PORTLAND, Ore. -- Some neighbors still have a lot of questions and are frustrated about how Portland police and the Oregon Department of Fish and Wildlife (ODFW) handled reports of a cougar, which was eventually found Friday and euthanized.
Police originally responded to several reports of sightings in the week prior to the cougar’s capture, but that’s where the investigation seemed to stop for days.
Portland police spokesman Sgt. Greg Stewart said police sent out “extensive notifications,” although KATU is only aware of two news releases, one of which came out the day the cougar was captured.
One neighborhood leader said many people still didn’t know about the potential threat.
“Why are we not given information we need to keep our families and pets safe?” Patty Hicks said.

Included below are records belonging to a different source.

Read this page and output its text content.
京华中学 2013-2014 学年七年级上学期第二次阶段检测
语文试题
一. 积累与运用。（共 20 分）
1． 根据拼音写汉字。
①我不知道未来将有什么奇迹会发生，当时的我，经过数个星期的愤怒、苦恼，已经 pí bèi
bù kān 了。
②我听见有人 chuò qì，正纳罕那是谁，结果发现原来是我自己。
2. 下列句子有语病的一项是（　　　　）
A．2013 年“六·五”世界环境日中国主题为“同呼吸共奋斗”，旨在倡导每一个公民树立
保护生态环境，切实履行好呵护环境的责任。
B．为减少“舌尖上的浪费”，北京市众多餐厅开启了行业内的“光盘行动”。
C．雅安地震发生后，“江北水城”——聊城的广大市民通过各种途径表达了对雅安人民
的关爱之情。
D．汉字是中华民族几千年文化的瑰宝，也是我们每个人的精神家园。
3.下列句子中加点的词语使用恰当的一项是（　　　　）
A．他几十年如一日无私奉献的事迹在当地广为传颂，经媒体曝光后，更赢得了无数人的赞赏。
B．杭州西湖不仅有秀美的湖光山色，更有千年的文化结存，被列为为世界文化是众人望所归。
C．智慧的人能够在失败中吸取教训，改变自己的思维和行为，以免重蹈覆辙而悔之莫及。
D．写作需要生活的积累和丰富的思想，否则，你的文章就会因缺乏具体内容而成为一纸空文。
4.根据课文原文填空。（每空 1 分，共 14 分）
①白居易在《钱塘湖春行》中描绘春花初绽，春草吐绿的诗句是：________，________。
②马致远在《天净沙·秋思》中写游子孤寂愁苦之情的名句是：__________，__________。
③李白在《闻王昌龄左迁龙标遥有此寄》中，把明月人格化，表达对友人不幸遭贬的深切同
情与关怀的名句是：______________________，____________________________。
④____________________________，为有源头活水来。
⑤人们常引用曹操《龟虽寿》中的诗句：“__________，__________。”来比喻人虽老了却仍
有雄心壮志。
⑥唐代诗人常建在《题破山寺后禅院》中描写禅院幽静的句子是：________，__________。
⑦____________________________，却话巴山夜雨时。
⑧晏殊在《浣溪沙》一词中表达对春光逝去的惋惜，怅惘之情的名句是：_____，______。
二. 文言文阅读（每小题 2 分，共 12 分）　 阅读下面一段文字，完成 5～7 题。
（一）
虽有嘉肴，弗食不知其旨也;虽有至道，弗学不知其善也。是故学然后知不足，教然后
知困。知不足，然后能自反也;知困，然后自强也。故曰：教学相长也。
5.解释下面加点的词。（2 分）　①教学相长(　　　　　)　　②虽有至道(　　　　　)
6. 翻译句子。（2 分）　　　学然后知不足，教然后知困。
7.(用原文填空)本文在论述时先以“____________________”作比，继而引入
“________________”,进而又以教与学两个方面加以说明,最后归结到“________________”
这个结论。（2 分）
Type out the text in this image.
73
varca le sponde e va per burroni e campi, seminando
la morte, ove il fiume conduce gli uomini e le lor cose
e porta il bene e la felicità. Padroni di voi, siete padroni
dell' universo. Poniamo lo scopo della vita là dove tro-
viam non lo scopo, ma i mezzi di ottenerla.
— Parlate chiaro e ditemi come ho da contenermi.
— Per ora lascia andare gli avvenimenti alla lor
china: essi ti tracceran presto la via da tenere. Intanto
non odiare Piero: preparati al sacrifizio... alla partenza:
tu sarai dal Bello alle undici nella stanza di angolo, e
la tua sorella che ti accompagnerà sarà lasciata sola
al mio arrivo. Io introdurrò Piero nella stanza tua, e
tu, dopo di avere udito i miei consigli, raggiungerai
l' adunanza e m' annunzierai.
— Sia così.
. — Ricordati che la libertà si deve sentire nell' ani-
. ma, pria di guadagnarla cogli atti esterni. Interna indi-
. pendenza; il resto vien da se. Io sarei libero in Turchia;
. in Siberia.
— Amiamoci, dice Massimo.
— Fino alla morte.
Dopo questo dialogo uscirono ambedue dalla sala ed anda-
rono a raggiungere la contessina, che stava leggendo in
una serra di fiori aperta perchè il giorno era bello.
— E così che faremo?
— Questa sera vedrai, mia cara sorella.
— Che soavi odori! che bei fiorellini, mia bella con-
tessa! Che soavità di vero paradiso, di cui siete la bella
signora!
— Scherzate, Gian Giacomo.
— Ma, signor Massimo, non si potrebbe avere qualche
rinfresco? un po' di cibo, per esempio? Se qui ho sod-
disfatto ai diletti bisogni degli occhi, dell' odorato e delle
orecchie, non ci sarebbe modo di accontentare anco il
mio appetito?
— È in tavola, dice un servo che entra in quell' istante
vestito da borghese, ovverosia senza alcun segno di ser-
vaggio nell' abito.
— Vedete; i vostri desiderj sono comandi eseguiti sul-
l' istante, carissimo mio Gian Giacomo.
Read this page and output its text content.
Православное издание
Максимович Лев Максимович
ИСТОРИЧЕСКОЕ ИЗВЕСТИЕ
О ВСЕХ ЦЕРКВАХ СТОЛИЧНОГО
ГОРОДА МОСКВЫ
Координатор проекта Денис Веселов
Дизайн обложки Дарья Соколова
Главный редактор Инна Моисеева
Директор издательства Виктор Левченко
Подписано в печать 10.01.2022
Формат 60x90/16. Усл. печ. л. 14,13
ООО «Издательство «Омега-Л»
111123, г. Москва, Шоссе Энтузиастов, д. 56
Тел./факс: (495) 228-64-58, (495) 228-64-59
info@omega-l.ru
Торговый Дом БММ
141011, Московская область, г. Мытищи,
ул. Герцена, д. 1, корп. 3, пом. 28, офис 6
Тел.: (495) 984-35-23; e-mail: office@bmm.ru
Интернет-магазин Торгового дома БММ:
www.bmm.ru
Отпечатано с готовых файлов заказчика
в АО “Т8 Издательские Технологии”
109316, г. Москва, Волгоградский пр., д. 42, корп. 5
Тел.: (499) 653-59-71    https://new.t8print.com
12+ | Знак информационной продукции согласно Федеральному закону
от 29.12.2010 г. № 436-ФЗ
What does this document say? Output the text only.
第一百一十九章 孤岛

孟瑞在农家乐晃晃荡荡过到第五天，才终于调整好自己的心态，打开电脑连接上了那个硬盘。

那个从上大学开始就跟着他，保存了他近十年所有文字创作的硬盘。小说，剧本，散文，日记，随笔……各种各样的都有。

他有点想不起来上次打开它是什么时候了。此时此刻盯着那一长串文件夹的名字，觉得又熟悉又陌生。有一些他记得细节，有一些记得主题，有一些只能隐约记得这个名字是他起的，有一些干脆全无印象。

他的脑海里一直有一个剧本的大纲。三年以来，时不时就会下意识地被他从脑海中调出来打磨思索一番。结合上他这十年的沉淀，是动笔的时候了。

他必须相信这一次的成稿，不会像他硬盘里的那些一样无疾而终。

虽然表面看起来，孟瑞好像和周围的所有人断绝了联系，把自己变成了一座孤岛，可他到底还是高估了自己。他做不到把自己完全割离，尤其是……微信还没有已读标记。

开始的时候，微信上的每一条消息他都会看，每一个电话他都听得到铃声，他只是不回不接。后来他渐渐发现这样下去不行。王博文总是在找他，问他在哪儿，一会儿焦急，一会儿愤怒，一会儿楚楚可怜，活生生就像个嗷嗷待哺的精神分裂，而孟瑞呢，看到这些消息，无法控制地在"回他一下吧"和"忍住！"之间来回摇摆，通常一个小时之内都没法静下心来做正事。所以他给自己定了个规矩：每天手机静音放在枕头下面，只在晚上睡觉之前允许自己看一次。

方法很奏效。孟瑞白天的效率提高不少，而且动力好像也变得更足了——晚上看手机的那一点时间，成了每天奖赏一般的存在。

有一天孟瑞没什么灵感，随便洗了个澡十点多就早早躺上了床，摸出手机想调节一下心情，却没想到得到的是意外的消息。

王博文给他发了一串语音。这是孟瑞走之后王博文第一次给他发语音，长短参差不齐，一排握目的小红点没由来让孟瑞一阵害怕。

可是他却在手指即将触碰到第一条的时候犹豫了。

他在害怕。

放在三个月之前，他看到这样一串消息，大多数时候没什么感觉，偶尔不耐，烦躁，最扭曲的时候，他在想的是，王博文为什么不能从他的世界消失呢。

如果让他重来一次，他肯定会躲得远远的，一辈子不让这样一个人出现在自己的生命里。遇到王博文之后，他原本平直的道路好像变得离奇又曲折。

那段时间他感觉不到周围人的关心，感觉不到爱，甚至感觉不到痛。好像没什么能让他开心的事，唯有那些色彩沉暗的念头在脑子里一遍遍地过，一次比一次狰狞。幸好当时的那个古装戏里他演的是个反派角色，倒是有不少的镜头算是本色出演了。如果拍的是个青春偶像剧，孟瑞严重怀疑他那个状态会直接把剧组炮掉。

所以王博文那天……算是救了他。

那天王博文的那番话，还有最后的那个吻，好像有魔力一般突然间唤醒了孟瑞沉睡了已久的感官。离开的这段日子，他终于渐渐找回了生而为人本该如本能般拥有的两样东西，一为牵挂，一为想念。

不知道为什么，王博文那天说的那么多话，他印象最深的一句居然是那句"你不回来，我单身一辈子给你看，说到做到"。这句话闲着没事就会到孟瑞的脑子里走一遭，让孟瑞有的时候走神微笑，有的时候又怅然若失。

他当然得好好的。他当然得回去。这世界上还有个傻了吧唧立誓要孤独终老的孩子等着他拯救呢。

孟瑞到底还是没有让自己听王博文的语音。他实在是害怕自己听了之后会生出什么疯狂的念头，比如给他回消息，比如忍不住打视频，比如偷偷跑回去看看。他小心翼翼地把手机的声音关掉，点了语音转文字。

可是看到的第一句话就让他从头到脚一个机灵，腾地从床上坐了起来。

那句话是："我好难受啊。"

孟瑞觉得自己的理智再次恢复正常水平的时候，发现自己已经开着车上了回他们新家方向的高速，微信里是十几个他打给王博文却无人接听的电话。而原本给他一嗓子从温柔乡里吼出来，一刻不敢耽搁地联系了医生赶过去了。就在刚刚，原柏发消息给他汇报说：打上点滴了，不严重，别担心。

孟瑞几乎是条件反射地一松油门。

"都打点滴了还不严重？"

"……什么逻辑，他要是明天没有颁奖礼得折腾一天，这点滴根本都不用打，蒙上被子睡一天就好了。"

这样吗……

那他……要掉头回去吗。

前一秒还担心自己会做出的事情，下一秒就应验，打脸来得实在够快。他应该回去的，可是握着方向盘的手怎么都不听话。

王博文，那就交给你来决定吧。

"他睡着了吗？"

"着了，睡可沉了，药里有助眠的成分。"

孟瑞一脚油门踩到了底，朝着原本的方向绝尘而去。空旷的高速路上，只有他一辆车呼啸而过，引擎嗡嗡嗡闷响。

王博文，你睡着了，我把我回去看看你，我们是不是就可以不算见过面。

KATU News did two stories about cougar sightings before the second news release was sent out and it was the first to notify ODFW.
“The first call I received was from KATU, actually,” said ODFW Regional spokesman Rick Swart. “When it became clear that it was a public safety issue, (police) did contact us and we responded with an on-site visit.”
Swart said ODFW began tracking the reports but couldn’t do much else until police could point to the physical location of the cougar. He believes police acted appropriately.
“There are different levels of concern that can occur. A cougar running across the road, I’m not going to say it didn't happen, but is it a public safety concern at that point? Not really,” Swart said. “When you have hard evidence of a cougar in a stationary location, such as a tree in a residential area -- that raises the bar.”
Why was it euthanized?
Swart said ODFW had to take action to capture the cougar once it was bold enough to hide out in someone’s backyard.
Swart said a trained biologist then decided the cougar should be euthanized.
“There was strong evidence that that animal has decided it’s going to do its work in an urban setting,” he said.
In other words, the cougar would likely return to a city and become a public threat again.
When asked why the cougar wasn’t taken to a wildlife refuge or sanctuary, he said there weren’t any options. ODFW will only transfer animals to facilities that are AZA accredited. He said those places don’t believe this cougar would have adapted well to a confined space.
“You have to remember these animals are used to living in a 100 square mile area. That’s their domain,” he said. “You take them and put them in 300 square feet in a cage, they don’t do very well.”